Thursday, 31 October 2013

In total 9 interviews done, Mecca party and a dangerous taxi ride!


When I finished my last blog post last Saturday, I went to the house of Bijou for lunch. The mother of Bijou made Thiebou Dieune, a delicious traditional Senegalese rice and fish dish. It’s one of my favourite Senegalese dishes! If you are interested in the recipe, click here! :p

Bijou’s mother in the kitchen. 
Lunch is ready!
Since her mother calls me ‘daugther’, the sister of her mother is now my ‘auntie’. After lunch, she made a nice cup of Senegalese tea for me.

My ‘auntie’ making me a cup of tea.
On Sunday, I worked in the morning on the transcription of an interview. In the afternoon the mother of Bijou invited me to join her to her friend, who just came back from her Hajj (pilgrimage) to Mecca. This religious duty must be carried out by every able-bodied Muslim once in his or her lifetime. The state of being physically and financially capable of performing the Hajj is called istita'ah and a Muslim who fulfils this condition is called a mustati. However, many people here in Africa cannot afford the trip to Mecca it is considered here something very special (and worth a party)! ;-) I felt very honored that I was invited to this party! There were many people, family and friends, all dressed up, and in a great mood. When we arrived, I received a small cup filled with water, and I understood that this was holy water the lady brought all the way from Mecca. I had to drink it and afterwards I had to pray. Of course, no party without food and after a few hours, dinner was served. Men stayed in the living room to eat and the women moved to the bedroom to enjoy the food there.




On Monday I had two appointments for interviews. The first one with a politician, the second one with the Directrice of the Family Ministry. Bijou joined me to both interviews and translated from French to English. This was the first time, because the previous interviews were with people who could speak English so I conducted them myself. I found out that she has a lot of experience as an interpreter, she worked for several NGOs like No Peace Without Justice and she really did a good job! I was so happy it went well! We had lunch in between the two interviews on Monday. After lunch, we called more than 10 people to ask if they would like to participate in my research. 

Enjoying our Turkish kebab! 
On Tuesday we had another interview with a professor at the University of Dakar, who in 1999 developed the law against FGM/C and he conducted a study about the implementation of the law in 2010. He was very knowledgeable about my topic and provided a lot of interesting information! :D Yesterday I had an interview with a policy officer at the Family Ministry.

I worked on Tuesday and Wednesday at the Embassy, in between my interviews. Apart from calling and e-mailing people to make appointments for interviews, I studied this week the Senegalese constitution, I analyzed the most recent Demographic and Health Survey (DHS) of 2012-2013 and I even started writing my chapter!

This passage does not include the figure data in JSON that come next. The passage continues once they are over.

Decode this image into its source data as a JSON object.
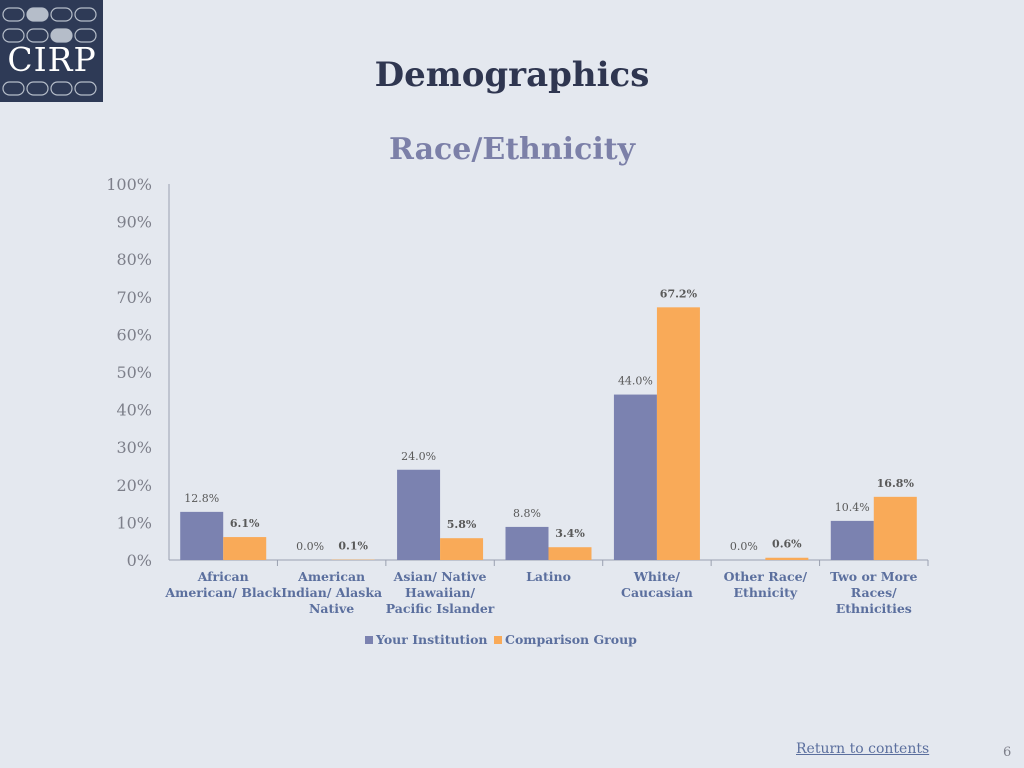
{
  "logo": {
    "text": "CIRP"
  },
  "page": {
    "title": "Demographics",
    "return_link": "Return to contents",
    "page_number": "6"
  },
  "colors": {
    "your_institution": "#7b82b0",
    "comparison_group": "#f9aa58",
    "axis": "#9aa0b0",
    "tick_text": "#7d7f8a",
    "category_text": "#5b6f9e",
    "label_text": "#595959"
  },
  "chart_data": {
    "type": "bar",
    "title": "Race/Ethnicity",
    "xlabel": "",
    "ylabel": "",
    "ylim": [
      0,
      100
    ],
    "yticks": [
      "0%",
      "10%",
      "20%",
      "30%",
      "40%",
      "50%",
      "60%",
      "70%",
      "80%",
      "90%",
      "100%"
    ],
    "categories": [
      [
        "African",
        "American/ Black"
      ],
      [
        "American",
        "Indian/ Alaska",
        "Native"
      ],
      [
        "Asian/ Native",
        "Hawaiian/",
        "Pacific Islander"
      ],
      [
        "Latino"
      ],
      [
        "White/",
        "Caucasian"
      ],
      [
        "Other Race/",
        "Ethnicity"
      ],
      [
        "Two or More",
        "Races/",
        "Ethnicities"
      ]
    ],
    "series": [
      {
        "name": "Your Institution",
        "values": [
          12.8,
          0.0,
          24.0,
          8.8,
          44.0,
          0.0,
          10.4
        ],
        "labels": [
          "12.8%",
          "0.0%",
          "24.0%",
          "8.8%",
          "44.0%",
          "0.0%",
          "10.4%"
        ]
      },
      {
        "name": "Comparison Group",
        "values": [
          6.1,
          0.1,
          5.8,
          3.4,
          67.2,
          0.6,
          16.8
        ],
        "labels": [
          "6.1%",
          "0.1%",
          "5.8%",
          "3.4%",
          "67.2%",
          "0.6%",
          "16.8%"
        ]
      }
    ],
    "grid": false,
    "legend_position": "bottom"
  }
}
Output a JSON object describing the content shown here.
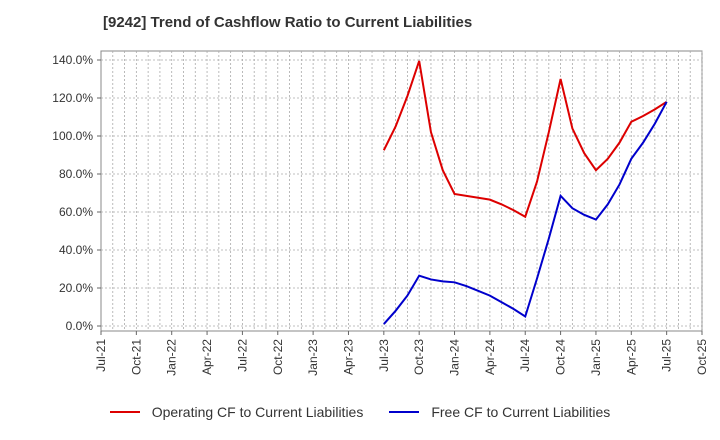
{
  "chart_data": {
    "type": "line",
    "title": "[9242]  Trend of Cashflow Ratio to Current Liabilities",
    "xlabel": "",
    "ylabel": "",
    "x": [
      "Jul-21",
      "Oct-21",
      "Jan-22",
      "Apr-22",
      "Jul-22",
      "Oct-22",
      "Jan-23",
      "Apr-23",
      "Jul-23",
      "Oct-23",
      "Jan-24",
      "Apr-24",
      "Jul-24",
      "Oct-24",
      "Jan-25",
      "Apr-25",
      "Jul-25",
      "Oct-25"
    ],
    "ylim": [
      0,
      140
    ],
    "yticks": [
      "0.0%",
      "20.0%",
      "40.0%",
      "60.0%",
      "80.0%",
      "100.0%",
      "120.0%",
      "140.0%"
    ],
    "grid": true,
    "legend_position": "bottom",
    "series": [
      {
        "name": "Operating CF to Current Liabilities",
        "color": "#dd0000",
        "points": [
          [
            "Jul-23",
            92.5
          ],
          [
            "Aug-23",
            105.0
          ],
          [
            "Sep-23",
            121.0
          ],
          [
            "Oct-23",
            139.5
          ],
          [
            "Nov-23",
            102.0
          ],
          [
            "Dec-23",
            82.0
          ],
          [
            "Jan-24",
            69.5
          ],
          [
            "Apr-24",
            66.5
          ],
          [
            "May-24",
            64.0
          ],
          [
            "Jun-24",
            61.0
          ],
          [
            "Jul-24",
            57.5
          ],
          [
            "Aug-24",
            76.0
          ],
          [
            "Sep-24",
            102.0
          ],
          [
            "Oct-24",
            130.0
          ],
          [
            "Nov-24",
            104.0
          ],
          [
            "Dec-24",
            91.0
          ],
          [
            "Jan-25",
            82.0
          ],
          [
            "Feb-25",
            88.0
          ],
          [
            "Mar-25",
            96.5
          ],
          [
            "Apr-25",
            107.5
          ],
          [
            "May-25",
            110.5
          ],
          [
            "Jun-25",
            114.0
          ],
          [
            "Jul-25",
            118.0
          ]
        ]
      },
      {
        "name": "Free CF to Current Liabilities",
        "color": "#0000cc",
        "points": [
          [
            "Jul-23",
            1.0
          ],
          [
            "Aug-23",
            8.0
          ],
          [
            "Sep-23",
            16.0
          ],
          [
            "Oct-23",
            26.5
          ],
          [
            "Nov-23",
            24.5
          ],
          [
            "Dec-23",
            23.5
          ],
          [
            "Jan-24",
            23.0
          ],
          [
            "Feb-24",
            21.0
          ],
          [
            "Mar-24",
            18.5
          ],
          [
            "Apr-24",
            16.0
          ],
          [
            "May-24",
            12.5
          ],
          [
            "Jun-24",
            9.0
          ],
          [
            "Jul-24",
            5.0
          ],
          [
            "Aug-24",
            25.0
          ],
          [
            "Sep-24",
            46.0
          ],
          [
            "Oct-24",
            68.5
          ],
          [
            "Nov-24",
            62.0
          ],
          [
            "Dec-24",
            58.5
          ],
          [
            "Jan-25",
            56.0
          ],
          [
            "Feb-25",
            64.0
          ],
          [
            "Mar-25",
            74.5
          ],
          [
            "Apr-25",
            88.0
          ],
          [
            "May-25",
            96.5
          ],
          [
            "Jun-25",
            106.5
          ],
          [
            "Jul-25",
            118.0
          ]
        ]
      }
    ]
  }
}
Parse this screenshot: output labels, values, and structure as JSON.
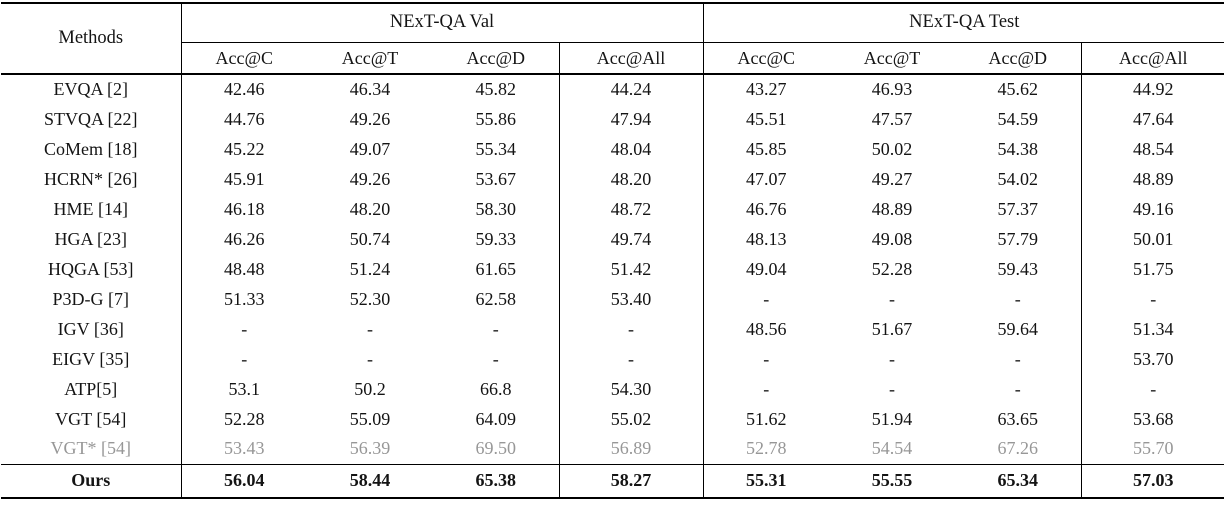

Working in my office at the Embassy.  
Everything is going well, I conducted 9 interviews up to now and I am satisfied how it is going. All interviewees provided me with a lot of information, interesting insights and arguments, they are so valuable for my research!  As I told Rianne (my supervisor) last night on skype, I already learned so much in the past 5 weeks! I would have never been able to learn this from the books. I just have to experience it myself and to be here, to really understand the complexities of the cultural practice FGM/C. This morning I sat in a taxi, on the Route de la Corniche Ouest on my way to the city center, I stared out the window, overlooking the Atlantic Ocean, and I thought: “This is just too good to be true. Do I really get paid to do this?” I feel extremely honoured that I am able to do this research. I am 100% motivated and eager to learn more!

Haha, when talking about taxi rides… I am usually not so picky when I take a taxi, to be honest I jump in every taxi that stops in front of me. It happened to me already a few times the taxi tstopped in the middle of the road and that it had to be pushed to the side of the road. Or that the taxi driver removed the key from the ignition while the car was still driving (50 km/h)! Or that I had to hold the door, during the trip, otherwise it would fell out. And I had quite a bumpy ride when I took a taxi with one wheel a different size than the other three. However, the taxi I took yesterday was quite an extreme example in my taxi-adventures, because it had too much clearance on his wheel and at the same time the break was not really working! Look at this short movie below, and keep in mind that we only drove straight (as you can see when taking a look at the car left) ;-) I was so happy when I arrived at the Embassy safely, Inshallah. ;-)



And now... I am going to relax… The upcoming 10 days I will enjoy a vacation with my love! In a few hours I will pick Erik up from the airport. I have been restless all day and I really can wait to see him!!! It is time to do some real tourist-stuff: read a book at the swimming pool, drink a cocktail at the beach, discover Dakar’s nightlife and visit the Sine Saloum Delta! 

I am soooooo looking forward!  

With love,

Annemarie

Ps: Sorry interns (Alina, Maria, Sofia and Jason), I really feel guilty that you continue to work on the transcripts and your other research assignments, while I will enjoy 10 days of vacation... I am so sorry! I appreciate your hard work and enthusiasm!